Oltre questo, i nostri compagni pensavano di poter dimostrare che, nonostante il cordone sanitario instaurato dal PCF intorno ai lavoratori, era possibile conquistare i quadri della classe operaia e mostrare l’importanza di questo lavoro di radicamento. Nel 1947 lo sciopero alla fabbrica Renault di Billancourt fu guidato da Pierre Bois, un militante di questo gruppo. Contro l’apparato egemonico della CGT fu formato un comitato di sciopero. L’apparato fu costretto di estendere la lotta a tutta la fabbrica e i ministri comunisti, non avendo altra soluzione che di sostenere lo sciopero, furono esclusi dal governo. Nonostante l’importanza di questo fatto, i dirigenti del resto del movimento trotskista lo ignorarono completamente. Erano alla testa della Quarta Internazionale fondata da Trotsky, ne avevano recuperato l’eredità formale e per loro questo era sufficiente.

Infatti non hanno mai cercato di radicarsi nella classe operaia. La divisione de facto tra questa tendenza rivoluzionaria e la classe è diventata una divisione politica. Tanto più che questi dirigenti giustificarono teoricamente la loro rinuncia, sostenendo che, a causa dell’egemonia del PCF nelle fabbriche, era necessario conquistare gli "strati periferici del proletariato". Fecero molte teorie per giustificare le loro rinunce. Uno dei responsabili di questa Quarta Internazionale, Michel Pablo, teorizzò addirittura la necessaria dissoluzione delle organizzazioni trotskiste nei partiti stalinisti.
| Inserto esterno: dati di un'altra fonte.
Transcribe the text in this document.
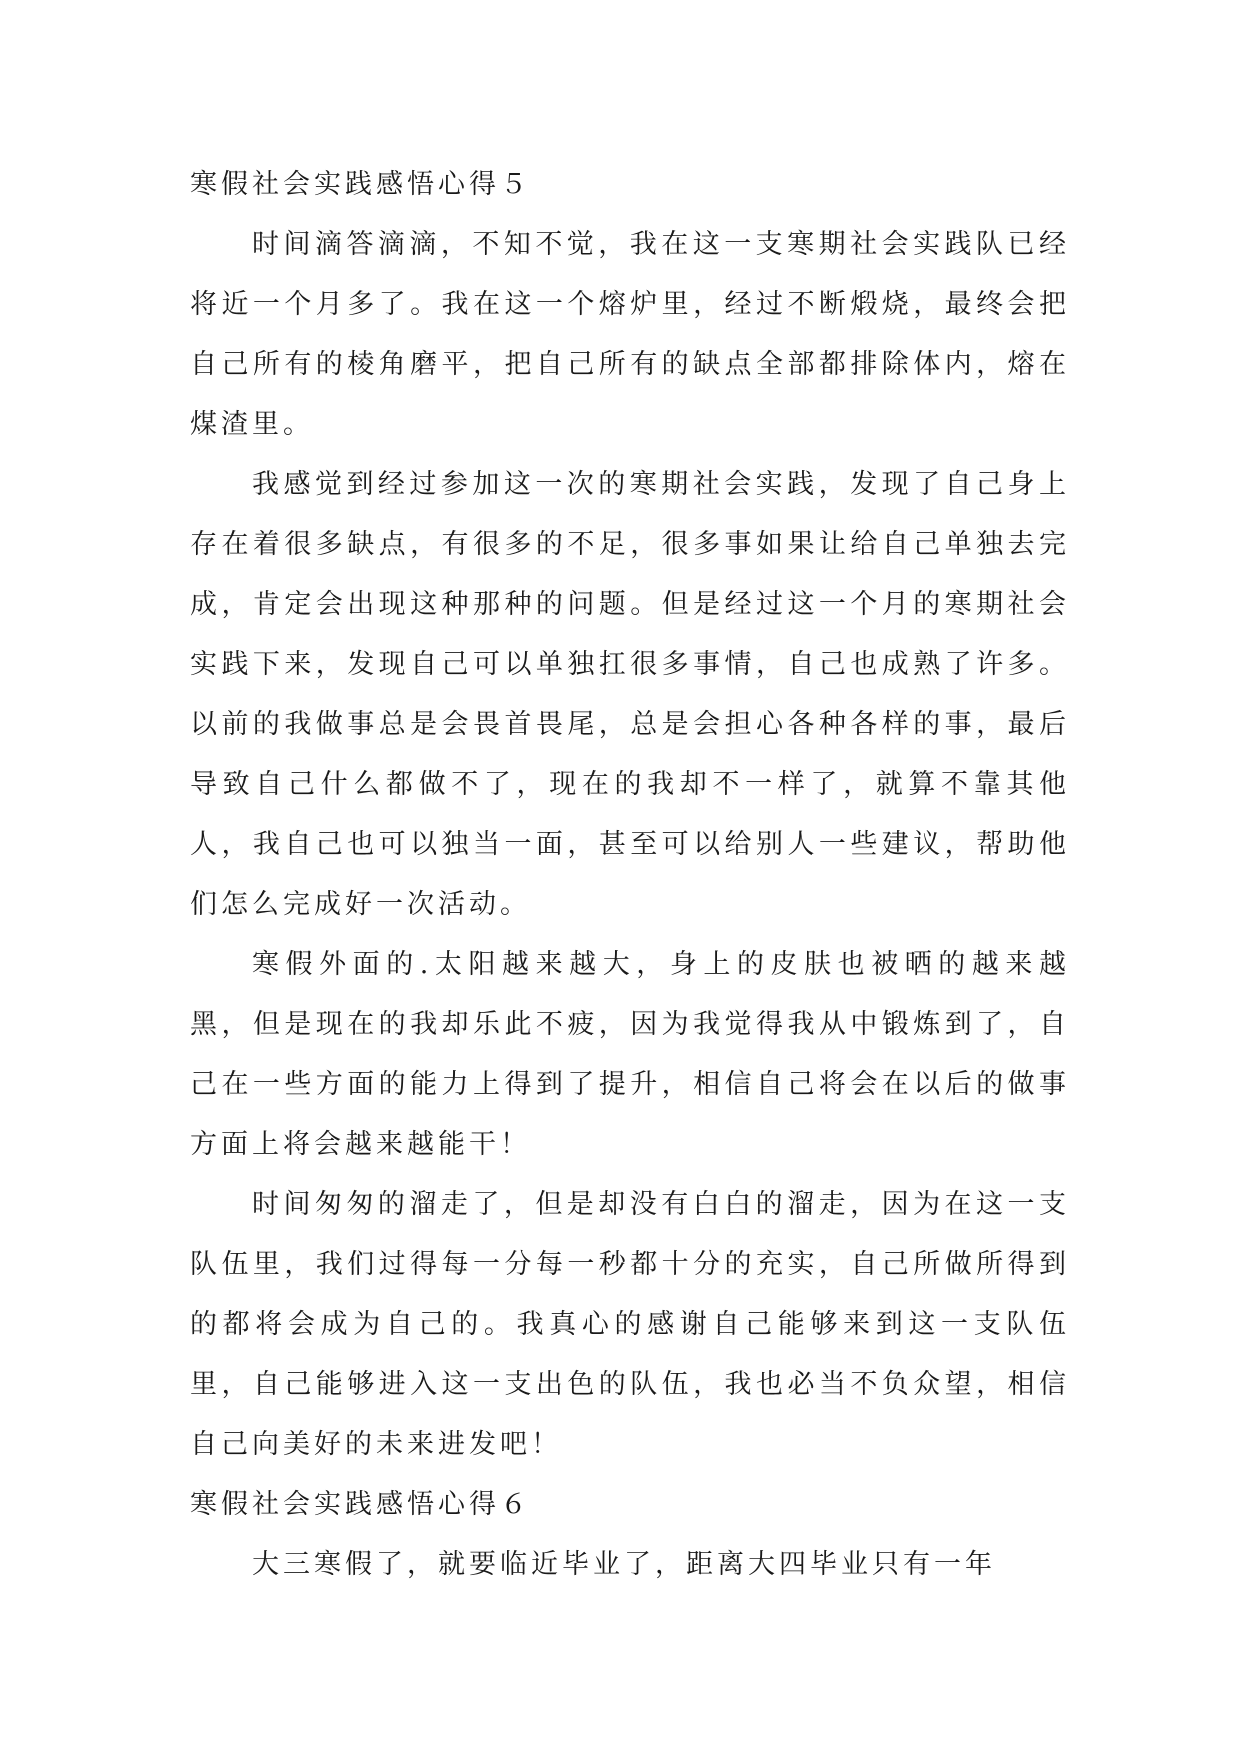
寒假社会实践感悟心得５

时间滴答滴滴，不知不觉，我在这一支寒期社会实践队已经将近一个月多了。我在这一个熔炉里，经过不断煅烧，最终会把自己所有的棱角磨平，把自己所有的缺点全部都排除体内，熔在煤渣里。

我感觉到经过参加这一次的寒期社会实践，发现了自己身上存在着很多缺点，有很多的不足，很多事如果让给自己单独去完成，肯定会出现这种那种的问题。但是经过这一个月的寒期社会实践下来，发现自己可以单独扛很多事情，自己也成熟了许多。以前的我做事总是会畏首畏尾，总是会担心各种各样的事，最后导致自己什么都做不了，现在的我却不一样了，就算不靠其他人，我自己也可以独当一面，甚至可以给别人一些建议，帮助他们怎么完成好一次活动。

寒假外面的.太阳越来越大，身上的皮肤也被晒的越来越黑，但是现在的我却乐此不疲，因为我觉得我从中锻炼到了，自己在一些方面的能力上得到了提升，相信自己将会在以后的做事方面上将会越来越能干！

时间匆匆的溜走了，但是却没有白白的溜走，因为在这一支队伍里，我们过得每一分每一秒都十分的充实，自己所做所得到的都将会成为自己的。我真心的感谢自己能够来到这一支队伍里，自己能够进入这一支出色的队伍，我也必当不负众望，相信自己向美好的未来进发吧！

寒假社会实践感悟心得６

大三寒假了，就要临近毕业了，距离大四毕业只有一年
Per giustificare il loro accodamento a Mao, teorizzarono l’idea che la rivoluzione contadina cinese poteva essere l’equivalente di una rivoluzione proletaria. La Cina diventava ai loro occhi un nuovo Stato socialista che chiamavano "degenerato", per potere dire nonostante tutto che si mantenevano nella continuità delle analisi di Trotsky. Nello stesso modo videro Stati socialisti degenerati nelle democrazie popolari dell’Europa orientale o nell’Algeria indipendente. Una delle conseguenze peggiori fu di arrivare alla conclusione che occorreva rinunciare a creare organizzazioni trotskiste in questi paesi.

Nonostante tutto, noi cercammo di mantenere rapporti con il resto del movimento trotskista, di cui ci consideravamo una tendenza. Ma ci siamo sempre trovati di fronte alla stessa arroganza compiaciuta di dopo il 1945. Subito dopo il 1968, migliaia di giovani lavoratori avevano scoperto le correnti rivoluzionarie a sinistra del PCF, ma non capivano questa molteplicità. La nostra tendenza fece allora la proposta a tutta l’estrema sinistra, trotskisti, maoisti e anarchici, di creare un "partito rivoluzionario", che avrebbe riunito tutte queste tendenze in modo da potere costituire un polo di attrazione. Nessuna organizzazione dell’estrema sinistra aveva dimensioni tali da potere essere un polo di questo tipo, ma tutte insieme vi potevano riuscire. Questa rara opportunità, che avrebbe potuto permettere ai trotskisti di legarsi a migliaia di giovani lavoratori, fu persa. Gli antenati dell’NPA accantonarono questa proposta. Il loro successo nella gioventù studentesca li portava a pensare che da soli potevano diventare un partito importante. Mentre in realtà si trattava di un pubblico di soli studenti.

La nostra tendenza ha cercato contatti al livello internazionale con il resto del movimento trotskista. Eravamo pronti a scambi di militanti, anche con gruppi che non militavano sulle nostre basi, per fare esperienze e cercare di capire le diverse situazioni. A metà degli anni Ottanta, quando Lutte ouvrière e la LCR avevano fatto campagne elettorali comuni e feste comuni e mentre si facevano anche riunioni comuni di cellule aziendali, il Segretariato Unificato propose a Lutte ouvrière di entrare nella Quarta Internazionale come organizzazione osservatrice. Ma il solo fatto di dire loro cosa pensavamo della loro politica passata li portò a chiudere la porta.
Ci siamo sempre trovati di fronte allo stesso atteggiamento da parte loro: "Unisciti a noi... ma prima rinuncia alle tue critiche". No! Siamo pronti a discutere, ma non a tacere, né a dire ciò che non pensiamo. Non siamo settari e per noi la frammentazione del movimento trotskista è una debolezza. Ma sappiamo anche che la causa fondamentale di questa debolezza è l’assenza di una presenza nella classe operaia.